Cada vez que miraba a su recepcionista, la señorita Orfamay Quest, veía una jovencita pulcra y callada, vestida como se debe vestir en una consulta médica, sin uñas rojas ni maquillaje llamativo ni nada que pudiera ofender a los clientes conservadores. La recepcionista ideal, eso era la señorita Quest.
Si alguna vez pensaba en ella, el doctor Zugsmith se sentía satisfecho de sí mismo. Él la había convertido en lo que era. La chica era así por prescripción facultativa.
Lo más seguro era que ni siquiera hubiera intentado ligársela. Puede que en esos pueblecitos no se hicieran cosas así. Ja, ja. Yo me crié en uno de esos pueblecitos.
Cambié de postura, consulté mi reloj y por fin, qué demonios, saqué del cajón la botella de Old Forester. La olí. Olía bien. Me serví un buen pelotazo y lo miré al trasluz.

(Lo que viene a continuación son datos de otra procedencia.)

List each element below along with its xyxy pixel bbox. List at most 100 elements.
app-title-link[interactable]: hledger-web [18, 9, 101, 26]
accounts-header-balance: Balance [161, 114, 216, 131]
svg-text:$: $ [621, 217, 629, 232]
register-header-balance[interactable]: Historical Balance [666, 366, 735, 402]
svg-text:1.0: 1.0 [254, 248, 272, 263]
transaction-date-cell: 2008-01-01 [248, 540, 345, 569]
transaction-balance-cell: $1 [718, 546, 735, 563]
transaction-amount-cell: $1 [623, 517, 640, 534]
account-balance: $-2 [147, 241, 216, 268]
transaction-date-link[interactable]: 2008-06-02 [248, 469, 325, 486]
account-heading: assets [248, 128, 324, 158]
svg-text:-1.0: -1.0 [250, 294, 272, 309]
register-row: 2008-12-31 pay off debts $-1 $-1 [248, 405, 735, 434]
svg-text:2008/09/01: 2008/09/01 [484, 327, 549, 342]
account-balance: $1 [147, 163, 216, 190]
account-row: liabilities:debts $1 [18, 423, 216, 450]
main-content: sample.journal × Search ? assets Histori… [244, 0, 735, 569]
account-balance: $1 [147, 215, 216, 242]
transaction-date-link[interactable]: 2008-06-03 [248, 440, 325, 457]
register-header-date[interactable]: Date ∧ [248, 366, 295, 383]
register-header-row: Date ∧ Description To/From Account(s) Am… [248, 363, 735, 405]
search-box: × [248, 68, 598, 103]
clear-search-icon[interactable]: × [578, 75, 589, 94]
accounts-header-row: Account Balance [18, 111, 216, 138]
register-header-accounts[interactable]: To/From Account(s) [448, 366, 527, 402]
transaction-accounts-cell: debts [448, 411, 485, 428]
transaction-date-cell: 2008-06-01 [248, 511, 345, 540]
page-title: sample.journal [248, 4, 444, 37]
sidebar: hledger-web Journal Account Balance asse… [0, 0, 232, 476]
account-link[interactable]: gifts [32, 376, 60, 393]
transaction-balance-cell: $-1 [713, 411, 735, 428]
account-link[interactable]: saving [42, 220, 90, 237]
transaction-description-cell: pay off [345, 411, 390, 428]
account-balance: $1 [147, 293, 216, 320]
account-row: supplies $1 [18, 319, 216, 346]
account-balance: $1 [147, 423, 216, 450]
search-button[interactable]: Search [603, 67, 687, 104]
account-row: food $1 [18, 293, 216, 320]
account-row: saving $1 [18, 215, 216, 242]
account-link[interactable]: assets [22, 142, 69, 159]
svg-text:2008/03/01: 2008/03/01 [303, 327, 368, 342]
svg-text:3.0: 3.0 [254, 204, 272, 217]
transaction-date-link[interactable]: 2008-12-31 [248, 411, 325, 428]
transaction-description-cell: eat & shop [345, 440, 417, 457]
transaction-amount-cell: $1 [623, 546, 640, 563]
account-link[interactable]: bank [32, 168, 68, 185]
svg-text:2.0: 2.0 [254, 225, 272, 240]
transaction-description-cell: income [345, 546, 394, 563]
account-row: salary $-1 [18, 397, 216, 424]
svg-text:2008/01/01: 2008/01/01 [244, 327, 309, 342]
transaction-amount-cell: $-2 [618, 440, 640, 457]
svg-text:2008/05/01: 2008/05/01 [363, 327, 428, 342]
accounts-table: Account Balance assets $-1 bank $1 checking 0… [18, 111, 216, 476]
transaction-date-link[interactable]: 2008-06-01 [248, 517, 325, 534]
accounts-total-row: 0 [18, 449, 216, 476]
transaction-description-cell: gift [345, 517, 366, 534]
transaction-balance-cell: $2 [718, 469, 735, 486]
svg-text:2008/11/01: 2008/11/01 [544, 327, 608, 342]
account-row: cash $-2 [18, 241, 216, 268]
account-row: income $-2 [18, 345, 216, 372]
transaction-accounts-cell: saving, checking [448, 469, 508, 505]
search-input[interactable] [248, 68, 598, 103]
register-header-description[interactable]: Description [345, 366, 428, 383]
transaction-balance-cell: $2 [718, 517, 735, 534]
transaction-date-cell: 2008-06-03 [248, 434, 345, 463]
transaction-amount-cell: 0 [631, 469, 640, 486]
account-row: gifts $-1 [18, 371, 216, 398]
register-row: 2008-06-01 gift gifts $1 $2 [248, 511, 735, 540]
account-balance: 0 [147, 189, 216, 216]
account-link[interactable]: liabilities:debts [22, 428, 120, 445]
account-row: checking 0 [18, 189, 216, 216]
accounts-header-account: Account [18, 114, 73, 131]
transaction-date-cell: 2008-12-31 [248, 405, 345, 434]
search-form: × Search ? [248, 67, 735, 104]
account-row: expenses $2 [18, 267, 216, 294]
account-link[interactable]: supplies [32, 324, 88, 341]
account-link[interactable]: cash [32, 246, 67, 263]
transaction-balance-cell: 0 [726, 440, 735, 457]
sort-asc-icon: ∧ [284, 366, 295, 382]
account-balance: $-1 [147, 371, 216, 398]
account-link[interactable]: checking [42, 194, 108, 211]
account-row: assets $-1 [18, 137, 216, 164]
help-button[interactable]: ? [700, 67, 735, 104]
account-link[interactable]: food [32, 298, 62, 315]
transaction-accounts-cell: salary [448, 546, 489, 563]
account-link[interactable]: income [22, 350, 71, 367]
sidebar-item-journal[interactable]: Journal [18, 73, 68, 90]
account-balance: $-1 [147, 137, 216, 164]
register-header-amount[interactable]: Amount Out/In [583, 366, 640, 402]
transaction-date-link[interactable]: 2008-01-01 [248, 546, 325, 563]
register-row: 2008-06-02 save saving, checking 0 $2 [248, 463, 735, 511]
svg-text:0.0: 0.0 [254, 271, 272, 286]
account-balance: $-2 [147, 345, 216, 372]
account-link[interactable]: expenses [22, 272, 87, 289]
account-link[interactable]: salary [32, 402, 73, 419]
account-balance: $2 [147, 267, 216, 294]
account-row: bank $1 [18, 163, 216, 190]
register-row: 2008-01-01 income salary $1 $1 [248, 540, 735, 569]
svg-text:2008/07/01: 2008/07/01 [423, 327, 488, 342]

—Bueno, doctor Zugsmith —dije en voz alta como si él estuviera sentado al otro lado del escritorio con un vaso en la mano—. No le conozco muy bien y usted no me conoce en absoluto. Normalmente, no soy partidario de dar consejos a los desconocidos, pero he seguido un cursillo intensivo sobre la señorita Orfamay Quest y voy a infringir mi norma. Si alguna vez esa niña le pide algo, déselo inmediatamente. No intente darle largas, ni le hable de sus impuestos y sus gastos generales. Ponga su mejor sonrisa y afloje la mosca. No se meta en discusiones sobre si esto es mío o tuyo. Usted procure que la chica esté contenta, que eso es lo importante. Buena suerte, doctor. Y no deje instrumentos afilados en su despacho.
Me bebí la mitad de mi vaso y esperé a que me hiciera entrar en calor. Y entonces me bebí el resto y guardé la botella.
Vacié mi pipa de ceniza y la cargué de nuevo en el humidificador de cuero que un admirador me había regalado por Navidad. Dicho admirador, por una extraña coincidencia, se llamaba exactamente igual que yo.
Cuando tuve llena la pipa, la encendí con cuidado, sin prisas, y salí al vestíbulo tan airoso como un inglés al regresar de una cacería de tigres.